With her personal documentary Soler-Cox wanted to speak for an entire generation of Latinos living between several worlds . She uses a poignant and often humorous tone to tell the story and says that “sometimes we don’t feel Latino enough and sometimes we don’t feel American enough, but we are both.”
“Enye” is one of the four full-length films and 14 shorts at this year’s Philadelphia Latino Film Festival. The selections says, Marangeli Mejia-Rabell, a Puertorican “enye” herself and the director of the festival, range from first-person narratives, to family dramas, erotic musings and full-length features. Some of the works have been presented at Cannes and other international festivals.
She says that “one of the things this year’s festival does is capture what’s happening in communities throughout Latin America and the Unites States now.
The film “Normal” depicts the deep division in Venezuela’s political reality through the plight of an anti-government protester who takes refuge from the police bullets, in an old boyfriend’s apartment He is loyal to then President Hugo Chavez ‘s political movement. She is fighting for change.
Normal takes place during the rioting that occurred in Venezuela in 2014 (Screengrab via phlaff.org)
The backdrop of most of the films, especially the Puerto Rican entries, is economic unrest. But as Mejia-Rabell points out, unrest of any kind is a powerful motivator for artists
“It’s at times of crisis when people really tap into the innovator in them, so the entrepreneurial spirit really emerges and people excel creatively,” she said.
Other films in the festival showcase work from Colombia, the Dominican Republic and U.S. Latino filmmakers. There’s even a movie that was recently presented at the Cannes film festival about Peruvian “Nikkei.” A portrait of a family and community of Peruvians of Japanese descent.

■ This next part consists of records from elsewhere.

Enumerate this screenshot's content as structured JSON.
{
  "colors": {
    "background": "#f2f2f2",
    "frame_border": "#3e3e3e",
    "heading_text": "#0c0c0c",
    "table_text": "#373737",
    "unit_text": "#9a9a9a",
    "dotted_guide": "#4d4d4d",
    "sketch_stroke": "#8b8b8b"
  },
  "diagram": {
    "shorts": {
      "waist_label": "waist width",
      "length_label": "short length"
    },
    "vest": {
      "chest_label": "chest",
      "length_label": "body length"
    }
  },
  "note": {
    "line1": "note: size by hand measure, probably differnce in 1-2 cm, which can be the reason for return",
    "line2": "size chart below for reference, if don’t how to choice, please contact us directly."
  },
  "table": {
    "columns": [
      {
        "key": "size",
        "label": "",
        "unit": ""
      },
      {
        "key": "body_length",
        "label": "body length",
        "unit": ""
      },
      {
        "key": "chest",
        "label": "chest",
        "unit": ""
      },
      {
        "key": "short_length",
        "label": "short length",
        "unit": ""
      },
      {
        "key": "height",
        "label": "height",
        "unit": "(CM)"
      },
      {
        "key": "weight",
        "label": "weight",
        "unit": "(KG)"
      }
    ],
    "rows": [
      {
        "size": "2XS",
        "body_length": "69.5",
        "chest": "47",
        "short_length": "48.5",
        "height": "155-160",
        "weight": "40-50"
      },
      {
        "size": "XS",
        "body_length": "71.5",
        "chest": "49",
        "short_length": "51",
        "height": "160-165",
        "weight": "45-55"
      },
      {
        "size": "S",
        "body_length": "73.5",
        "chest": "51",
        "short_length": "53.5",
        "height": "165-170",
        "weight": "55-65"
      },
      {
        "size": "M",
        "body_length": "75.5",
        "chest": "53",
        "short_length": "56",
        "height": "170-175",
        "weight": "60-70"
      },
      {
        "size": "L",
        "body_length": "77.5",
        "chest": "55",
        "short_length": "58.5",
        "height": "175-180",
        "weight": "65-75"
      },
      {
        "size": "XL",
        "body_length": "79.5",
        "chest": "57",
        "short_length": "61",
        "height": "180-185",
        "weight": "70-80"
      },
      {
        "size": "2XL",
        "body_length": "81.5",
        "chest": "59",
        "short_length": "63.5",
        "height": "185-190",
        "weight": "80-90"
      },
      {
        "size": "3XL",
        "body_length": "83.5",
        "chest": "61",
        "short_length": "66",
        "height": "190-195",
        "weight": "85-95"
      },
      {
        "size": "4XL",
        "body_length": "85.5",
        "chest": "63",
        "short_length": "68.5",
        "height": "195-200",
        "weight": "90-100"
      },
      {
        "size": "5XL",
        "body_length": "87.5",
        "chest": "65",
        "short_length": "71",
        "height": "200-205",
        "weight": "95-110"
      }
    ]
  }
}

The Philadelphia Latino Film Festival starts today runs through the weekend at both at the University of the Arts and Kimmel Center. It’s accompanied by workshops and panels. The organizers are making plans to secure a permanent venue in the city. The latest idea is to take the films on the road in a traveling showcase that would play in predominantly Latino communities all around Pennsylvania.